As a person to whom you once offered genuine support when I needed it, I was disappointed to see your public letter lending credibility to the intimidation campaign against the current Student Senate president, Megan Marzec, for her actions supporting the oppressed people of Palestine. Your letter mentions how some Jewish supporters of Israel have responded, but Palestinians are not even mentioned. Not once. The parents of Palestinian students have no pleasant suburbs from which to call their children home when they feel unsafe. There are no influential Palestinian alumni who can threaten to withhold donations when OU offers a Tel Aviv study abroad program excluding their kids who must face Israel’s apartheid laws. There is no well-funded Palestine advocacy group on campus for national organizations to call and demand more support. When Palestinian students are already ignored on campus, and then further marginalized by a Hillel-funded Facebook ad in which a student calls Palestinians and all Arabs “uncivilized,” there is no organized support for them as Palestinians. There is no public sympathy campaign on campus for them after they’ve spent a summer praying that their family members in Gaza will not become one of the thousands of dead civilians in Israel’s latest round of aggression. For them, there is nothing.
These are precisely the reasons why Megan’s bold and brave gesture in solidarity with the oppressed people of Palestine demonstrates the kind of moral clarity and leadership that this world so desperately needs. These are the reasons why multiple Palestinian students on this campus have reached out to thank Megan for giving them a voice on a campus, where they are regularly overlooked in a conversation about their own people’s extermination.
You seem to think that you have the right to speak on behalf of all Jewish people on this campus when you call for Megan’s resignation; but, you do not. Alongside many thousands of messages of hate and vitriol that Megan has received in the wake of the Hillel-organized backlash against her, Jewish students and faculty members, as well as national Jewish organizations have bravely come to her defense.
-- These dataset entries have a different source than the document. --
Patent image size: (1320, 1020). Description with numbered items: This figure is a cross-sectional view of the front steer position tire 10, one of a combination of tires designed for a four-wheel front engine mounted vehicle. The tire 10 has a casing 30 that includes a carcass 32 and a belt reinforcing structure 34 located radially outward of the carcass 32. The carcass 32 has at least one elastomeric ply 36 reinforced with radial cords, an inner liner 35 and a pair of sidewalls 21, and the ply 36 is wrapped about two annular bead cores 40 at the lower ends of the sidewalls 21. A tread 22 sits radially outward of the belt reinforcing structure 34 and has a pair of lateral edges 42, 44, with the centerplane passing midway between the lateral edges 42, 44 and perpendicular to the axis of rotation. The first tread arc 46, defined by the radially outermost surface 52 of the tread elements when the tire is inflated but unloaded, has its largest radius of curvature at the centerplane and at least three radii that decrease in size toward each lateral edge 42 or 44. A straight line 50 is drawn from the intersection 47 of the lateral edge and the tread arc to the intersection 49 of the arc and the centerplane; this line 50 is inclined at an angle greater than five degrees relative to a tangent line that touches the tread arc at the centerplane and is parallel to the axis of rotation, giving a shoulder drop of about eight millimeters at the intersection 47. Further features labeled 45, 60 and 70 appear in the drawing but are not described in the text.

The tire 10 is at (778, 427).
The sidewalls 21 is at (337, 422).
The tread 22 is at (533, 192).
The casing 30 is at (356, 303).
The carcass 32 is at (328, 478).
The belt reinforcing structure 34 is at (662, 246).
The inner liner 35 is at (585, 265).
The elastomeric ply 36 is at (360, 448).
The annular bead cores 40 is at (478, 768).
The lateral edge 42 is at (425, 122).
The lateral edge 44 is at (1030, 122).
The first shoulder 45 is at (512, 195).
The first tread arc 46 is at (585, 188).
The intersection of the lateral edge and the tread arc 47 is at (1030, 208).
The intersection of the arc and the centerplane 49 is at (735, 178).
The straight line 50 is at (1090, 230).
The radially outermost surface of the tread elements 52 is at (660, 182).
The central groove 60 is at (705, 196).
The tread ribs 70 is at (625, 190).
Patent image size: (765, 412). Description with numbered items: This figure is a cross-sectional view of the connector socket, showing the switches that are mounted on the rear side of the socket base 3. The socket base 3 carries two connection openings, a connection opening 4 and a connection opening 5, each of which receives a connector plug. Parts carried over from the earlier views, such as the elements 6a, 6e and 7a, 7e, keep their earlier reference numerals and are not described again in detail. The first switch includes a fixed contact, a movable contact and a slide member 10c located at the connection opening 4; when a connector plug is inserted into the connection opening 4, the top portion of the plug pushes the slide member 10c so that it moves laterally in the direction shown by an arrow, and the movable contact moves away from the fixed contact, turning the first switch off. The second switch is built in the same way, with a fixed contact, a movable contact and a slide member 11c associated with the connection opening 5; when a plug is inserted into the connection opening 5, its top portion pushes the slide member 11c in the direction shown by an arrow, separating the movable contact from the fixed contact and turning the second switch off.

Some of them are understandably too uncomfortable to do so publicly because those who already have were met with insults and intimidation by their fellow Jewish students.
I wish this letter would help you realize the harm you inflicted when you attacked Megan for defending students on campus who have very little support. I wish you could see a Palestinian student on this campus the same way you saw me in July 2011, as an isolated student in a foreign country without much support. Perhaps then you would reconsider whether Megan did anything worthy of the intimidation campaign, in which you decided to participate.
I was impressed to see the email message President McDavis released calling for civil dialogue on campus about this issue. In his defense of the right of students to engage civilly in difficult dialogue, he demonstrated the kind of leadership we need at this time. I know that your organization, Hillel, has a fairly strict ban on supporting dialogue in which the Boycotts, Divestment and Sanctions movement is discussed, but will you join me in supporting Dr. McDavis’ call for civil dialogue? I hope you will.
Tyler Barton is a 2014 graduate of Ohio University.